Doctor of Philosophy candidate
Bachelor of Engineering (Honours) in Mechanical Engineering with First Class Honours
Why are children particularly vulnerable to harmful UV exposure from the sun ? That is the interesting topic Xiyong Huang is exploring for his Doctor of Philosophy in biomedical engineering.
“Melanoma is one of the deadliest skin cancers in humans. Due to the high level of UV in New Zealand, skin cancer has always been an important research topic. Research shows that individuals who experience excessive sun exposure during their childhood tend to have a significantly higher chance of developing melanoma in later life.
“My research aims to explain why children are especially vulnerable to sun exposure. I started to investigate the characteristics of human hair and its implications for melanoma in the final year of my Bachelor of Engineering (Honours), and my doctoral research builds on this work. My PhD research could have significant implications for the prevention of skin cancer, including public awareness and improvement of sunscreen.”
Xiyong’ s research is supervised by Dr Mike Protheroe and Professor Ahmed Al-Jumaily from the AUT Institute of Biomedical Technologies (IBTec). His work has already been featured in international journals, and was the editor’s pick for the Journal of the Optical Society of America.
Fostering a postgraduate culture
AUT’s culture fosters a close-knit community where students can develop close relationships with lecturers, says Xiyong who came to AUT as an international student from China and is supported by a Vice-Chancellor’s Doctoral Scholarship.
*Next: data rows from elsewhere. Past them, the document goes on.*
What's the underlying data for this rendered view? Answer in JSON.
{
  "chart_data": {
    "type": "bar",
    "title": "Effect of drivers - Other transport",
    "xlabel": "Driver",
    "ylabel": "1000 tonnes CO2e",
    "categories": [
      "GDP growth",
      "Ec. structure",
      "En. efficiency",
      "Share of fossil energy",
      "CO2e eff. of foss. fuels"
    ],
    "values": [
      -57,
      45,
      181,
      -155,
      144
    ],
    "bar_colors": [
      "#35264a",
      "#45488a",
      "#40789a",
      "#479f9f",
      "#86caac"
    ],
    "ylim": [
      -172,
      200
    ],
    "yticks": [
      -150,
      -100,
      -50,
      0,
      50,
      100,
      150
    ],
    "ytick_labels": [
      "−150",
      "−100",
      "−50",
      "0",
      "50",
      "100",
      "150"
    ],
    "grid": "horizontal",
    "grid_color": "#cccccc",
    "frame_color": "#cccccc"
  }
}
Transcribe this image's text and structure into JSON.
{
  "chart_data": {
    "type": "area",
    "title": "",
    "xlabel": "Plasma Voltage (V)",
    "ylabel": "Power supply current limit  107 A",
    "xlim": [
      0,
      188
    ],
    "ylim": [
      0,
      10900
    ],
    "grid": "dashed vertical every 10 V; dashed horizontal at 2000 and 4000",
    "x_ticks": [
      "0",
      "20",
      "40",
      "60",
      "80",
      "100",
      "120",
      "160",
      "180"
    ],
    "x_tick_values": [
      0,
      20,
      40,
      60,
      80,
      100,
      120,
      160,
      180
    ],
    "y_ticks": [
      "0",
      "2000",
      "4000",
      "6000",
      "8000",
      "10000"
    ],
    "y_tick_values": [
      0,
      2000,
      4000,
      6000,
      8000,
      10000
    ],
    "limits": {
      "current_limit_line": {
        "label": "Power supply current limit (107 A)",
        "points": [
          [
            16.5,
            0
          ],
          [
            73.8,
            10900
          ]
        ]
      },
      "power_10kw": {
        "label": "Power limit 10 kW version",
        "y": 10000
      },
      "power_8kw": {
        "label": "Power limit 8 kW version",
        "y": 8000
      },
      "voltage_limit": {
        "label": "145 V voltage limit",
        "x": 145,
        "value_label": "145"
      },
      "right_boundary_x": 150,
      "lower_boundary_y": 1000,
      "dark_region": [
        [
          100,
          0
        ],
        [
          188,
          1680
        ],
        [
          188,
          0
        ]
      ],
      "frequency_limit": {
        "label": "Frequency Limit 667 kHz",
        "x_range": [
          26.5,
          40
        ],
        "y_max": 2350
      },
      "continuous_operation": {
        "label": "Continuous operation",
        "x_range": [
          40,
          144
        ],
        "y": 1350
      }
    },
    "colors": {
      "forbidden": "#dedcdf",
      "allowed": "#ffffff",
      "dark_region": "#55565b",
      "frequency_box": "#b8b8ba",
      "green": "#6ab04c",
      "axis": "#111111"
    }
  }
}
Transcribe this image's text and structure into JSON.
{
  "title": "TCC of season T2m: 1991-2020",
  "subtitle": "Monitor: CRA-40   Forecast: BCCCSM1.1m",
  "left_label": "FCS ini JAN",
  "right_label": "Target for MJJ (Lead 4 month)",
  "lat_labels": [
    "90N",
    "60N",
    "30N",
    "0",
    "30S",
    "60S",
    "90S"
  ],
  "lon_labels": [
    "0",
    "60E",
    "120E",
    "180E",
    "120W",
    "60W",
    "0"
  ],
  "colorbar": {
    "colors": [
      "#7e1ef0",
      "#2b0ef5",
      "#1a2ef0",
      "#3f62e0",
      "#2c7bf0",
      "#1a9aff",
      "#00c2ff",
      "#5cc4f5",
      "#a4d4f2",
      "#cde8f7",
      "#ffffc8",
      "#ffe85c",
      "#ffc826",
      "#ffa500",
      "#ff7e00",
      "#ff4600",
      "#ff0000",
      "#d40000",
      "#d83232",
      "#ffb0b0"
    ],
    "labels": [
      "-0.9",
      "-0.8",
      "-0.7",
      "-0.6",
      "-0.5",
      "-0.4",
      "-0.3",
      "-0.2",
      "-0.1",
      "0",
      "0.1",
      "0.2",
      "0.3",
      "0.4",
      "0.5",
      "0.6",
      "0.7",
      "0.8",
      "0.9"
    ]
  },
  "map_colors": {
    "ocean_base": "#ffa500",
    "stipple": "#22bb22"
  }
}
“AUT is New Zealand’s fastest growing postgraduate study destination. When I was completing my bachelor’s degree at AUT, I realised that doing research at AUT means having easy access to research facilities and expert advice from staff.”
He would highly recommend postgraduate study at AUT to others, Xiyong says.
“AUT provides postgraduate students with a great study space and up-to-date software. There are also various scholarship for both domestic and full-time international students, which can ease the financial burden of study greatly.”
His research has benefitted from the connections of his supervisor Professor Ahmed Al-Jumaily, Xiyong says.
“Initiated by Professor Ahmed Al-Jumaily, my research is in collaboration with skin cancer specialist Dr Sharad Paul, who introduced me to his innovative ideas about skin cancer, and Soochow University’s Centre of Nuclear Environmental Chemistry in China.
“For me, the biggest challenge was that my research requires access to some equipment that is not available in New Zealand. Fortunately, AUT’s doctoral research budget enabled me to go on an overseas research trip. For example, I had the opportunity to go on a one-month research visit to Soochow University, which has greatly advanced my knowledge from interacting with other researchers and learning the state-of-the-art projects they are working on in the field.”
He appreciates that AUT gave him the opportunity to travel overseas to support his PhD research.